Sikap berkesenian seperti ini, memang bukan sekadar perkara identitas kewilayahan. Jazz sendiri memberi ruang luas bagi penggalian kemungkinan-kemungkinan kreatif. Bagi seniman, tampil dengan musik berkarakter itu suatu tantangan. Ada perkataan legenda jazz Miles Davis,“Jika kalian hanya main itu-itu saja, mainlah di museum.”

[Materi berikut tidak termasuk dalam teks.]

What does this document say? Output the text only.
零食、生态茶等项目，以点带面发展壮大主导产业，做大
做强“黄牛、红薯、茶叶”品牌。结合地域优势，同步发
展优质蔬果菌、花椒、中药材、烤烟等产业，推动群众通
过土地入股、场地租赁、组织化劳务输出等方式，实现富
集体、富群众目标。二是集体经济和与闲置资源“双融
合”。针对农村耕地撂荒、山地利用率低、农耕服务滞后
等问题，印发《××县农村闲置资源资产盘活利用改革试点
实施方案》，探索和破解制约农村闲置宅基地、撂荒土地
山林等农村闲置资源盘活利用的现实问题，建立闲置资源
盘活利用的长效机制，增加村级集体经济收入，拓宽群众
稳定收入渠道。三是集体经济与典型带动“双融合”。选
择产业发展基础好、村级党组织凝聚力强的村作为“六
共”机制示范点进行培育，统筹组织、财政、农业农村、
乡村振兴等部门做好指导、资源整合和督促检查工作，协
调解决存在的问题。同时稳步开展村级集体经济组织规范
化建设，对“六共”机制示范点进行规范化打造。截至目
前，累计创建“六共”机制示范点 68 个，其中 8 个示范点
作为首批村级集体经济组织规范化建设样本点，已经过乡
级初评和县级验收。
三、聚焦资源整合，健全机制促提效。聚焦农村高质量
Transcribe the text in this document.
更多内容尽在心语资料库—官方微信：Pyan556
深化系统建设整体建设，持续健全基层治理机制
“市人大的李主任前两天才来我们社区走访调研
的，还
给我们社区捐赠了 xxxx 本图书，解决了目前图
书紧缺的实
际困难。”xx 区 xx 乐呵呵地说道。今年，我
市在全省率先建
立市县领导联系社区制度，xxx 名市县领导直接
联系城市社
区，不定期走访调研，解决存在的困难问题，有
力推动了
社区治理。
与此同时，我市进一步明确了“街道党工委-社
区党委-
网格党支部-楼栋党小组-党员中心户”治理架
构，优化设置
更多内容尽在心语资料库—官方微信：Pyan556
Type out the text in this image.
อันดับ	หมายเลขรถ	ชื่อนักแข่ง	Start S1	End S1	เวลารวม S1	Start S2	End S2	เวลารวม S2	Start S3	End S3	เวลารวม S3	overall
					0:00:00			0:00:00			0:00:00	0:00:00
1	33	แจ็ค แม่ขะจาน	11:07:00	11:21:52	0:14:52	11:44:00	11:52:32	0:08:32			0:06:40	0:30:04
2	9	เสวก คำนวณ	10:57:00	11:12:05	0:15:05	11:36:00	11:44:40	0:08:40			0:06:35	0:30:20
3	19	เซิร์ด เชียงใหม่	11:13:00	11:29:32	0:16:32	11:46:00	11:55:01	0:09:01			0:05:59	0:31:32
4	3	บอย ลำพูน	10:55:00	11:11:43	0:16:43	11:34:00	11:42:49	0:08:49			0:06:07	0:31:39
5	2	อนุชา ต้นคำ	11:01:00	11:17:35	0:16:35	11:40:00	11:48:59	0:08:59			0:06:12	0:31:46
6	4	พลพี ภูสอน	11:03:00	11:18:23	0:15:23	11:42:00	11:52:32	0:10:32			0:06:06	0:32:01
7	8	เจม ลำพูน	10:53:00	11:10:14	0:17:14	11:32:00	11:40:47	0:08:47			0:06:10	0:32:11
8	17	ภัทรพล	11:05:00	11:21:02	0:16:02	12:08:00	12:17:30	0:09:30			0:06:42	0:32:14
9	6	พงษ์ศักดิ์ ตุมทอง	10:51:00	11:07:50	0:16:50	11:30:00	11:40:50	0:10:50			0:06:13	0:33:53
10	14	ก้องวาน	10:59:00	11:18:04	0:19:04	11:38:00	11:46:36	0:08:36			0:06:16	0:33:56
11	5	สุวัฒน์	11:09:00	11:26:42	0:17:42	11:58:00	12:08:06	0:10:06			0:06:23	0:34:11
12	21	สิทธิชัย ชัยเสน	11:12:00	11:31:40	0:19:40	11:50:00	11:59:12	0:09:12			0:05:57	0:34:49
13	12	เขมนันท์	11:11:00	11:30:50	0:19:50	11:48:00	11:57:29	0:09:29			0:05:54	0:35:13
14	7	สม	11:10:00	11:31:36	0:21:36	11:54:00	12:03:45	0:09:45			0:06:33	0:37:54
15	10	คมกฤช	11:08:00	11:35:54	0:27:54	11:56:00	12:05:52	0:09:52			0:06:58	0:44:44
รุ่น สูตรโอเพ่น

Tampil di perhelatan musik dunia, bagi musisi Indonesia tampaknya menjadi tantangan. Mereka mencari sesuatu yang baru. Karena mereka tumbuh dalam lingkungan budaya di Indonesia, mereka pun membawa oleh-oleh yang diolah dari bahan-bahan yang tumbuh di negeri ini.
Baca juga: Menjelajah Tanah Air Lewat Lagu
Bhaskara yang didukung Kibout Maulana, Udin Zach, dan Luluk Purwanto saat tampil di North Sea Jazz Festival, Belanda, 1986, membawakan komposisi “Betawi.” Di dalamnya ada permainan biola Luluk Purwanto yang dipengaruhi oleh lagu-lagu Betawi seperti “Jali-Jali”.
Pada tahun 1988, band Emerald tampil di ajang Band Explosion, Jepang. Mereka suguhkan komposisi berjudul “Karapan Sapi” yang terinspirasi dari budaya karapan sapi di Madura. Pada komposisi ini terdengar bunyi-bunyian yang mengingatkan kita pada bunyi kliningan sapi.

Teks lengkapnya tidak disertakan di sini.